By Dave Hickey
What is the Gender Pay Gap?
The Gender Pay Gap is the difference between what is earned on average by women and men based on average gross hourly earnings of all paid employees. It doesn’t distinguish between job types, experience, qualifications or working patterns.
A Gender Pay Gap in an organisation does not, on its own, suggest discrimination or the absence of equal pay for equal work. If one gender holds more of the lower paid jobs than the other in an organisation, there may be a Gender Pay Gap (GPG).
Does it apply to all employers?
Not this year. Only organisations employing 250 people or more on a date in June of this year.
But it will be rolled out to all organisations employing 50 or more by 2025.
Why is June important?
The employer must pick any date in June 2022 and, if it employs 250 or more people on that date, it must prepare a report on the GPG on that day.
Employees include regular full-time, part-time and temporary employees even if they are not rostered to work on that day or are on leave.
When does an employer have to report GPG?
Within six months of the date in June selected above.

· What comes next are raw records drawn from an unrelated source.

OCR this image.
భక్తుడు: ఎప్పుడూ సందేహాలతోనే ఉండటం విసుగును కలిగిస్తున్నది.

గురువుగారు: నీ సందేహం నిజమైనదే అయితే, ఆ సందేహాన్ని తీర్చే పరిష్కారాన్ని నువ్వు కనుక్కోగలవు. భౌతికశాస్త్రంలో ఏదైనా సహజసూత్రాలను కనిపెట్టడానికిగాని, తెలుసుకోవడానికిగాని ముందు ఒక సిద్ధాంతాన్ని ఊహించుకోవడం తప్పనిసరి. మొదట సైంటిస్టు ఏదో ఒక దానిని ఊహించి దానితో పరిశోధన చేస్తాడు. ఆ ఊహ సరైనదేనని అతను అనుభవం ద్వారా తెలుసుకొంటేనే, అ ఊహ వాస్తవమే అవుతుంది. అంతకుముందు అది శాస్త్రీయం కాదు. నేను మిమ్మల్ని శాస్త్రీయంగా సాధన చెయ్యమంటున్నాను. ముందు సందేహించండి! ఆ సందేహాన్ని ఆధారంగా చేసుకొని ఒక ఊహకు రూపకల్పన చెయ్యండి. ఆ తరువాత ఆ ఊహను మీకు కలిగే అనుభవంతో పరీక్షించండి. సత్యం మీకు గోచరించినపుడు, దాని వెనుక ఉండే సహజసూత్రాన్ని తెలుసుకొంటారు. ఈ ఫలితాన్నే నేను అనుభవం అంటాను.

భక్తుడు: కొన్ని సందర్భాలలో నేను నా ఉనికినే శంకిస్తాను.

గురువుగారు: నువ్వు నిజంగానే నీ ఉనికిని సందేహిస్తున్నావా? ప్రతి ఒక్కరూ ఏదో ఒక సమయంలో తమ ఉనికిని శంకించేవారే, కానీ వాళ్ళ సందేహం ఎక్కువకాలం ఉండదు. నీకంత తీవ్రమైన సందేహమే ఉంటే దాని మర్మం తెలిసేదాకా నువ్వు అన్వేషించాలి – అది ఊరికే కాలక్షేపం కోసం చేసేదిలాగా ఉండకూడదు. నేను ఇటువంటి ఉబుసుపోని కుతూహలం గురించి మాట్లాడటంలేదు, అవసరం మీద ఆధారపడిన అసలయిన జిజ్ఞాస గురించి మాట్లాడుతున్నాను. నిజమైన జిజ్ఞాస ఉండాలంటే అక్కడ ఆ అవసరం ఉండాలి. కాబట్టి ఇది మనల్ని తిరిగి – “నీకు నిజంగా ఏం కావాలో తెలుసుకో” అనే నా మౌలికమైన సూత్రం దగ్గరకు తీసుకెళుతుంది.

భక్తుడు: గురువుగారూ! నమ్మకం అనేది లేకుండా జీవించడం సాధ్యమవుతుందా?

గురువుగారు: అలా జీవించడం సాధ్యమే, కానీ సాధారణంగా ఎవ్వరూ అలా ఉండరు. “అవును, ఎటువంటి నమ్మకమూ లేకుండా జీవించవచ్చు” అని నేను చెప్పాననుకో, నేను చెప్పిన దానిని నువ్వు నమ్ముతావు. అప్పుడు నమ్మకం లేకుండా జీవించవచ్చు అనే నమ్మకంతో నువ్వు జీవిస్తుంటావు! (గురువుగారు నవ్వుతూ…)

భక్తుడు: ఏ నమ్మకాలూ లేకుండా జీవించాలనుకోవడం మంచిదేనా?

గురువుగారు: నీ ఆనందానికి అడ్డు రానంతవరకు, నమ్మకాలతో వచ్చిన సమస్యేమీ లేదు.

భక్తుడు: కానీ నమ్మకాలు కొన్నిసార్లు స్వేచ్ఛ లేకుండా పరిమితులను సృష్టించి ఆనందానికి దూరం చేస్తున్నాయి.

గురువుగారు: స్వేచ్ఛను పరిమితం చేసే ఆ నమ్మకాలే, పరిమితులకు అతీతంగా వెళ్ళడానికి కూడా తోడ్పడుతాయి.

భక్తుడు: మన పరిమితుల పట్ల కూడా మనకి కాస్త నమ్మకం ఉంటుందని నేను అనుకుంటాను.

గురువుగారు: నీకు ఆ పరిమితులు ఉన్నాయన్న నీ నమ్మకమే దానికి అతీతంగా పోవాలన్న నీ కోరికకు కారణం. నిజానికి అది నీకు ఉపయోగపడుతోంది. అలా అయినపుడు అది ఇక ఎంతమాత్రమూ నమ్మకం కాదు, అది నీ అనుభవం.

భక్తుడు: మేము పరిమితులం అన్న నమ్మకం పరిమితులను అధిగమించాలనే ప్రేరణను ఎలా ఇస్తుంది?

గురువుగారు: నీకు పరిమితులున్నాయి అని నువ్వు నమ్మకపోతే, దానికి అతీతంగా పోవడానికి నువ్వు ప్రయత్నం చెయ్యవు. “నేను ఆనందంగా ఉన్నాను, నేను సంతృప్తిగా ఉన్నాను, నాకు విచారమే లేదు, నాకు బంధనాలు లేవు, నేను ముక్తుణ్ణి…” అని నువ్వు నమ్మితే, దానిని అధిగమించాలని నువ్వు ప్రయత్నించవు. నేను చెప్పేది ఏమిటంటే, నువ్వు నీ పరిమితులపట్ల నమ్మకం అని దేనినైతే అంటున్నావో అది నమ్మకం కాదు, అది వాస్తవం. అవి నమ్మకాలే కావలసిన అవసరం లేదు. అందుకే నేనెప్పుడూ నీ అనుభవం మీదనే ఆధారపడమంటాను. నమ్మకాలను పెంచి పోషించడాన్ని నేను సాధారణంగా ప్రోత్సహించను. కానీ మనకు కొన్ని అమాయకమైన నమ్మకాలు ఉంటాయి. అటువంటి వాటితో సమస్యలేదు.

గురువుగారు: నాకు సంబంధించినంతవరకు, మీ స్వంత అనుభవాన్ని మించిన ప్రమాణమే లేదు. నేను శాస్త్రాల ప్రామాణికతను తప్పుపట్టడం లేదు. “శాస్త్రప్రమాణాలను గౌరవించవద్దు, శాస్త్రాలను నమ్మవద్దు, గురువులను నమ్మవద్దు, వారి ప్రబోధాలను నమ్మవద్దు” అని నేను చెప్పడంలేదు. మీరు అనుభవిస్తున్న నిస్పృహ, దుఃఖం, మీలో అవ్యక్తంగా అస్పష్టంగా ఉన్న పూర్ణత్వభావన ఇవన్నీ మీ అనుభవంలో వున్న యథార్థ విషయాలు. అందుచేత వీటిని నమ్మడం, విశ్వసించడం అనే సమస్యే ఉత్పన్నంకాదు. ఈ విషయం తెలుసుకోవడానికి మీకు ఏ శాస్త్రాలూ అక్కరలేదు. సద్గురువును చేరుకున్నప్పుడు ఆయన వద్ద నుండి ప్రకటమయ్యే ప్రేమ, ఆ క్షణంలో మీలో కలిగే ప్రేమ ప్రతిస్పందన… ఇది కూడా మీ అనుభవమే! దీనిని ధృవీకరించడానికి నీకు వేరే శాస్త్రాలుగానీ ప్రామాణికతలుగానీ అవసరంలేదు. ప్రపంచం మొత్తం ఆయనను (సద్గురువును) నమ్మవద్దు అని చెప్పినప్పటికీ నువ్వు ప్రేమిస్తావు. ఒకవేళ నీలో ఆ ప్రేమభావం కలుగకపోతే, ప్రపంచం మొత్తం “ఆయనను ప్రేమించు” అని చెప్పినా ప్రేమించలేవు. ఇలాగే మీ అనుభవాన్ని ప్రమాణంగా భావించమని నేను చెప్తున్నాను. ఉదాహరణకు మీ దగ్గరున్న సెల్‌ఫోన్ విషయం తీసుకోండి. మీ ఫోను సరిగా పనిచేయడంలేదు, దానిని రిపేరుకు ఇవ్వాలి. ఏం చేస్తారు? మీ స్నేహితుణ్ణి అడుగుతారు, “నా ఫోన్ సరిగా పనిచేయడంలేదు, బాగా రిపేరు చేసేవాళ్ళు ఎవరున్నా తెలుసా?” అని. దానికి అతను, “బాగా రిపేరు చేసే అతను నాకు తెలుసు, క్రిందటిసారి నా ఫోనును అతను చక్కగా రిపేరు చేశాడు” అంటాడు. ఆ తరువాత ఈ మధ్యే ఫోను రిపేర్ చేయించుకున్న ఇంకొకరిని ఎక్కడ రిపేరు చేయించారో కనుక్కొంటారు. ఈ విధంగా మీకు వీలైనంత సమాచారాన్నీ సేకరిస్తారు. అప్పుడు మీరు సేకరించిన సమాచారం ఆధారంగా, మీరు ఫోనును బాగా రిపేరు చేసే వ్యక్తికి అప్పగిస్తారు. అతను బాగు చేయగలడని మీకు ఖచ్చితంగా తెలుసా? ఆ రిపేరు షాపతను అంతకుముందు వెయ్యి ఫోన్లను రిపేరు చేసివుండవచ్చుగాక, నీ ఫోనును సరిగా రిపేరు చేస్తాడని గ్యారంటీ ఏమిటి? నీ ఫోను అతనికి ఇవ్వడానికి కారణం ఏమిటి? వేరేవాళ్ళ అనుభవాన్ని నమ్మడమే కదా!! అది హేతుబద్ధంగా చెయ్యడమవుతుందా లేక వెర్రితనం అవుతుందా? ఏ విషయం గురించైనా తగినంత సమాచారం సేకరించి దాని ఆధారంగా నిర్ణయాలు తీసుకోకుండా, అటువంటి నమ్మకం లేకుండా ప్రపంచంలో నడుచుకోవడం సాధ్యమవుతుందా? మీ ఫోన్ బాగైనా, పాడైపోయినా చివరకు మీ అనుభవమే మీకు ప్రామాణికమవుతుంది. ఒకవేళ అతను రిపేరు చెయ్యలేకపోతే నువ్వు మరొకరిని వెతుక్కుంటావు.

What needs to be reported?
At a minimum the employer needs to report:
- The Gender Pay Gap between men and women based on hourly average earnings
- The reasons for the GPG
- What actions it plans to address the GPG
There is no specified format for reporting for 2022.
Where does it need to be reported?
The information must be published on the employer’s website or in some other way in a manner that is accessible to all its employees and to the public, and that it must be available for a period of at least three years beginning with the date of publication.
GPG reporting is still evolving and there are many questions still to be addressed: for example, reporting for people who choose not to declare as one of the two defined genders.